Zusammenfassend ist festzustellen, dass verborgen gebliebene Pflanzenfresser Zugänge und Höhlen in lebende Exemplare der frühen Landpflanze
Aglaophyton gefressen hatten.
Fundstücke:
RhX/1.2 (1.33kg): Abb.1.   Rh6/78.2 (0.1kg): gefunden 2003, Abb.2.   Rh15/84.1 (1.3kg): erhalten von Barron 2014, Abb.3.    Rh2/75.11: gefunden vor 2004, Abb.4.  

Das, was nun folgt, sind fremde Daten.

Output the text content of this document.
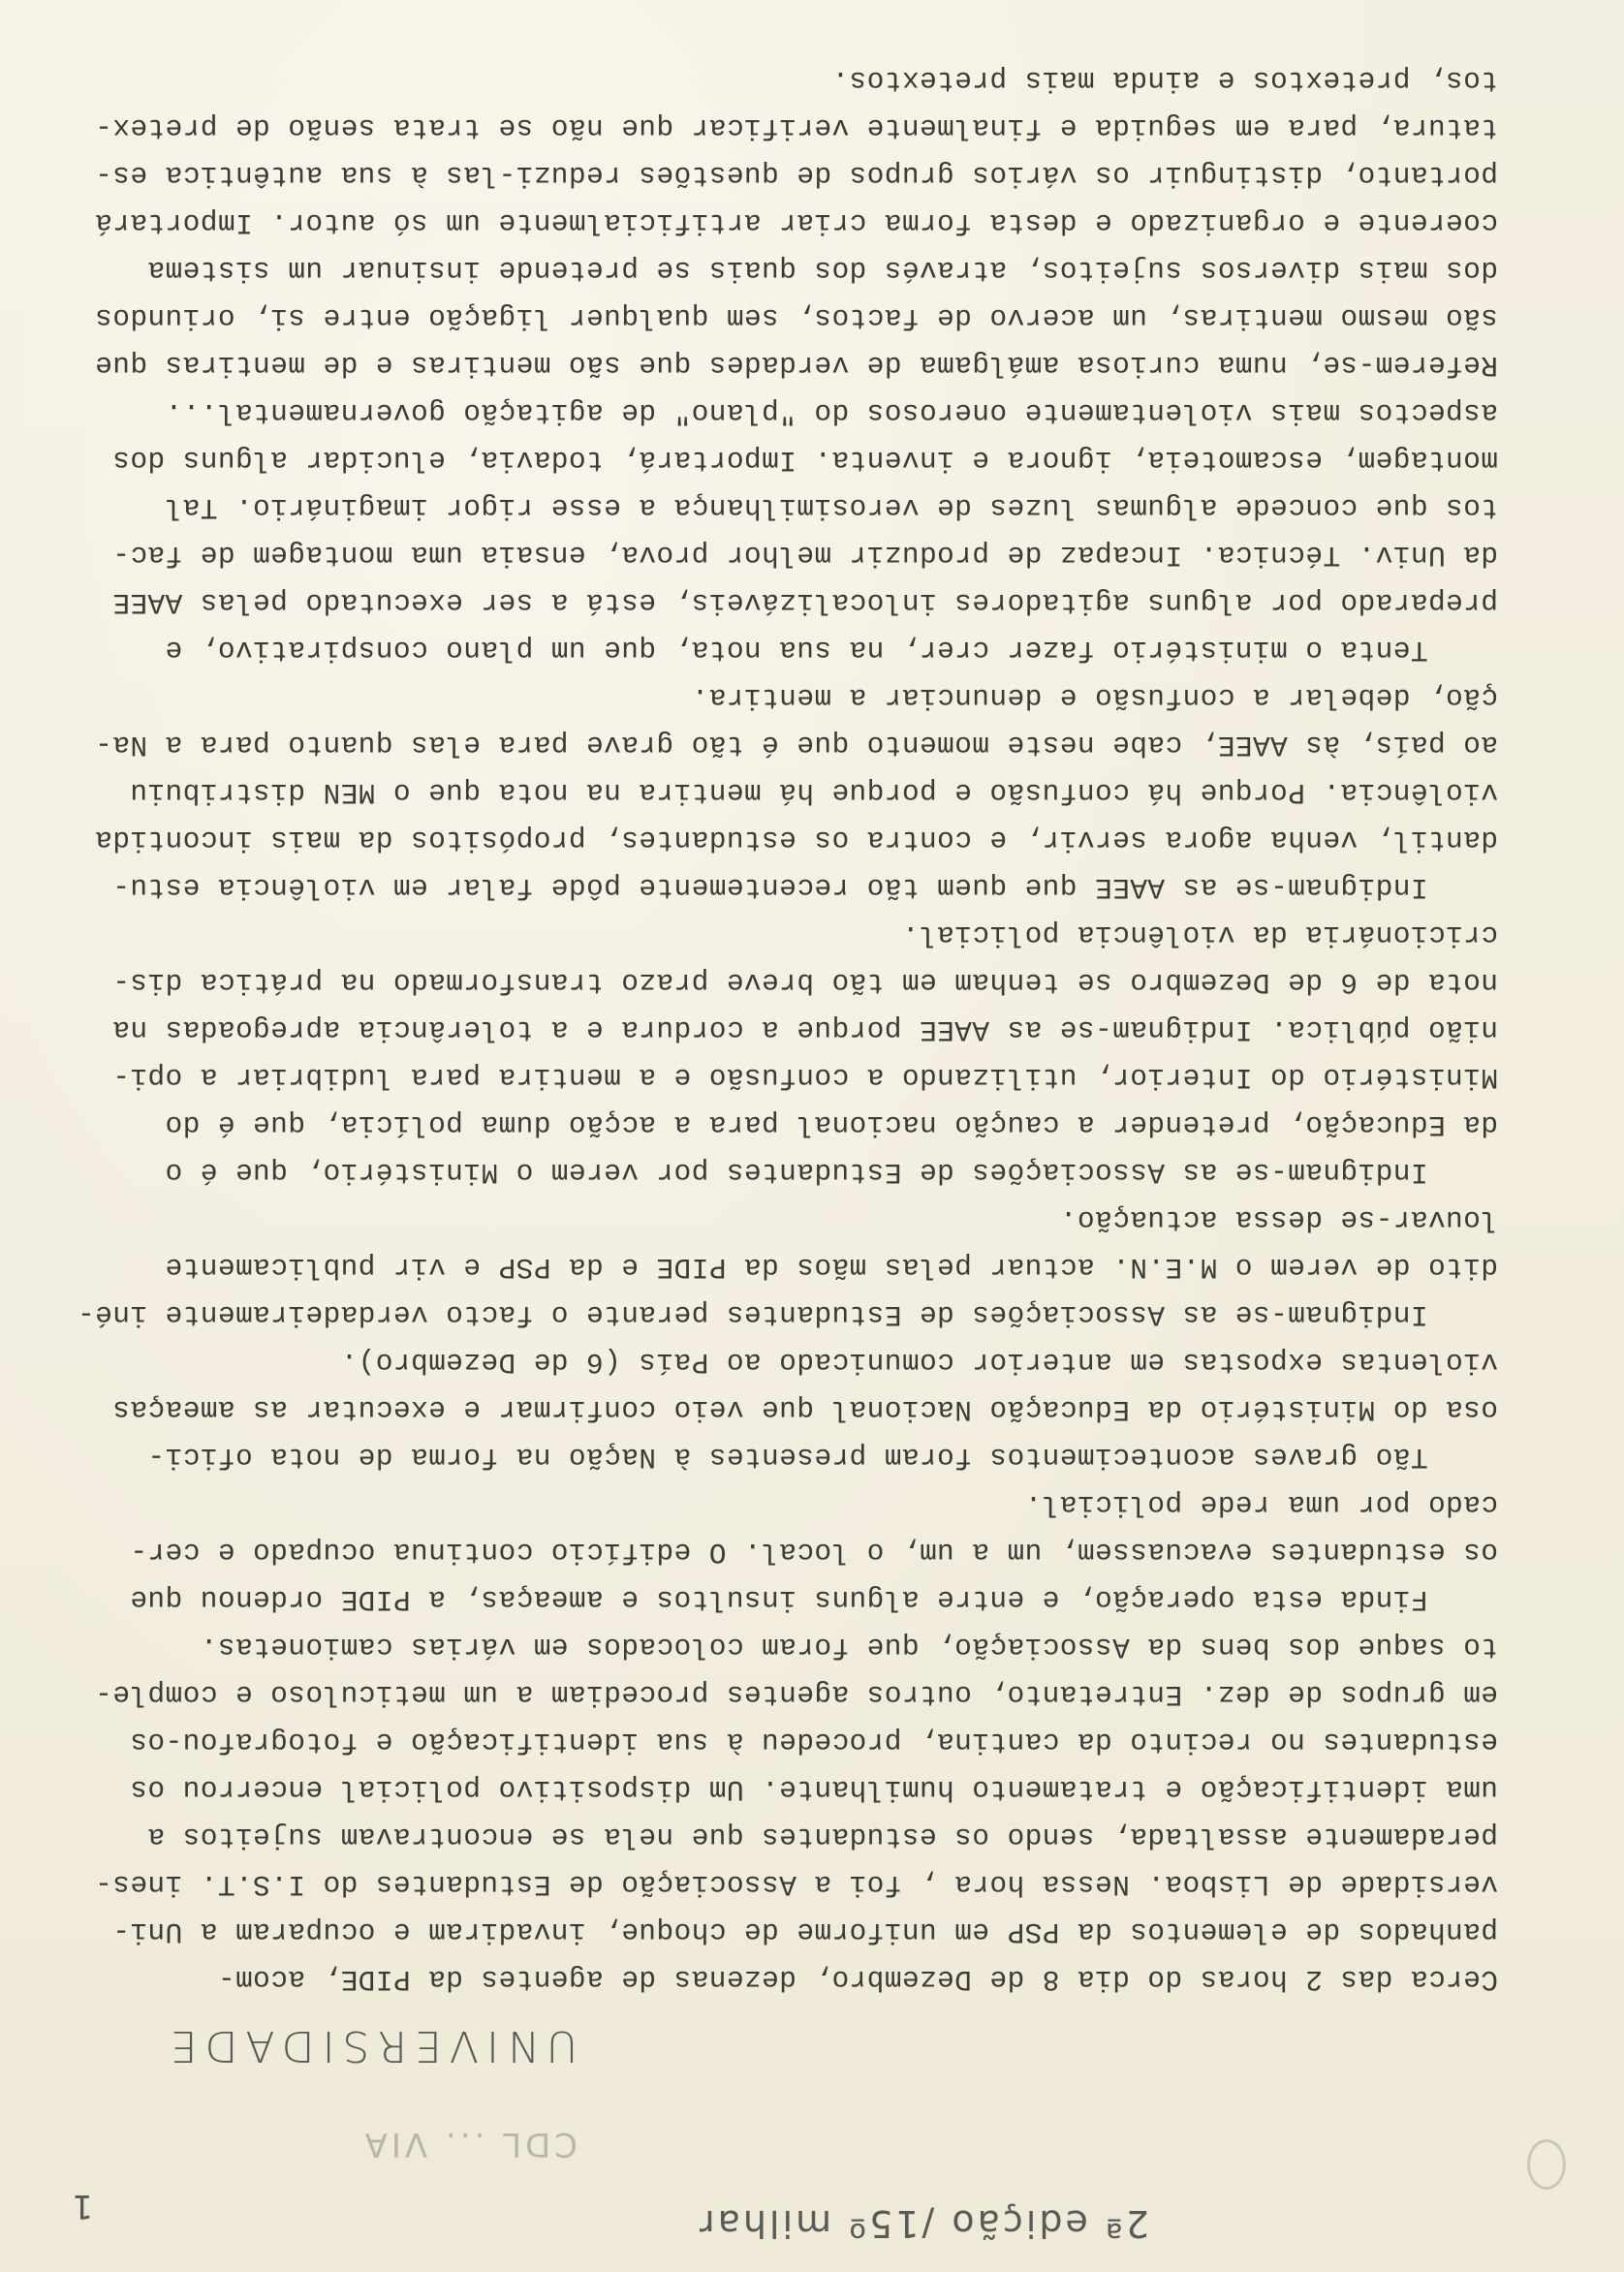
CDL ... VIA
2ª edição /15º milhar
1
UNIVERSIDADE
Cerca das 2 horas do dia 8 de Dezembro, dezenas de agentes da PIDE, acom-
panhados de elementos da PSP em uniforme de choque, invadiram e ocuparam a Uni-
versidade de Lisboa. Nessa hora , foi a Associação de Estudantes do I.S.T. ines-
peradamente assaltada, sendo os estudantes que nela se encontravam sujeitos a
uma identificação e tratamento humilhante. Um dispositivo policial encerrou os
estudantes no recinto da cantina, procedeu à sua identificação e fotografou-os
em grupos de dez. Entretanto, outros agentes procediam a um meticuloso e comple-
to saque dos bens da Associação, que foram colocados em várias camionetas.
Finda esta operação, e entre alguns insultos e ameaças, a PIDE ordenou que
os estudantes evacuassem, um a um, o local. O edifício continua ocupado e cer-
cado por uma rede policial.
Tão graves acontecimentos foram presentes à Nação na forma de nota ofici-
osa do Ministério da Educação Nacional que veio confirmar e executar as ameaças
violentas expostas em anterior comunicado ao País (6 de Dezembro).
Indignam-se as Associações de Estudantes perante o facto verdadeiramente iné-
dito de verem o M.E.N. actuar pelas mãos da PIDE e da PSP e vir publicamente
louvar-se dessa actuação.
Indignam-se as Associações de Estudantes por verem o Ministério, que é o
da Educação, pretender a caução nacional para a acção duma polícia, que é do
Ministério do Interior, utilizando a confusão e a mentira para ludibriar a opi-
nião pública. Indignam-se as AAEE porque a cordura e a tolerância apregoadas na
nota de 6 de Dezembro se tenham em tão breve prazo transformado na prática dis-
cricionária da violência policial.
Indignam-se as AAEE que quem tão recentemente pôde falar em violência estu-
dantil, venha agora servir, e contra os estudantes, propósitos da mais incontida
violência. Porque há confusão e porque há mentira na nota que o MEN distribuiu
ao país, às AAEE, cabe neste momento que é tão grave para elas quanto para a Na-
ção, debelar a confusão e denunciar a mentira.
Tenta o ministério fazer crer, na sua nota, que um plano conspirativo, e
preparado por alguns agitadores inlocalizáveis, está a ser executado pelas AAEE
da Univ. Técnica. Incapaz de produzir melhor prova, ensaia uma montagem de fac-
tos que concede algumas luzes de verosimilhança a esse rigor imaginário. Tal
montagem, escamoteia, ignora e inventa. Importará, todavia, elucidar alguns dos
aspectos mais violentamente onerosos do "plano" de agitação governamental...
Referem-se, numa curiosa amálgama de verdades que são mentiras e de mentiras que
são mesmo mentiras, um acervo de factos, sem qualquer ligação entre si, oriundos
dos mais diversos sujeitos, através dos quais se pretende insinuar um sistema
coerente e organizado e desta forma criar artificialmente um só autor. Importará
portanto, distinguir os vários grupos de questões reduzi-las à sua autêntica es-
tatura, para em seguida e finalmente verificar que não se trata senão de pretex-
tos, pretextos e ainda mais pretextos.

Rh2/98.1 (9.5kg): erhalten von Shanks 2003, Abb.5.    Rh6/38.2 (ca. 0.2kg): gefunden 2003, Abb.6.   Gewichtsangaben gelten für ungeteilte Fundstücke.


H.-J. Weiss       2021 
 
[1]  P.G. Gensel, D. Edwards (eds.): Plants Invade the Land. Chapter 3: W.A. Shear, P.A. Selden: Rustling in the Undergrowth. Columbia Univ. Press (2001).
[2]  K.S. Habgood, H. Hass, H. Kerp: Evidence for an early terrestrial food web: coprolites from the Early Devonian Rhynie chert.
        Proc. Roy. Soc. Edinburgh, Earth Sci. 94 (2004), 371-389.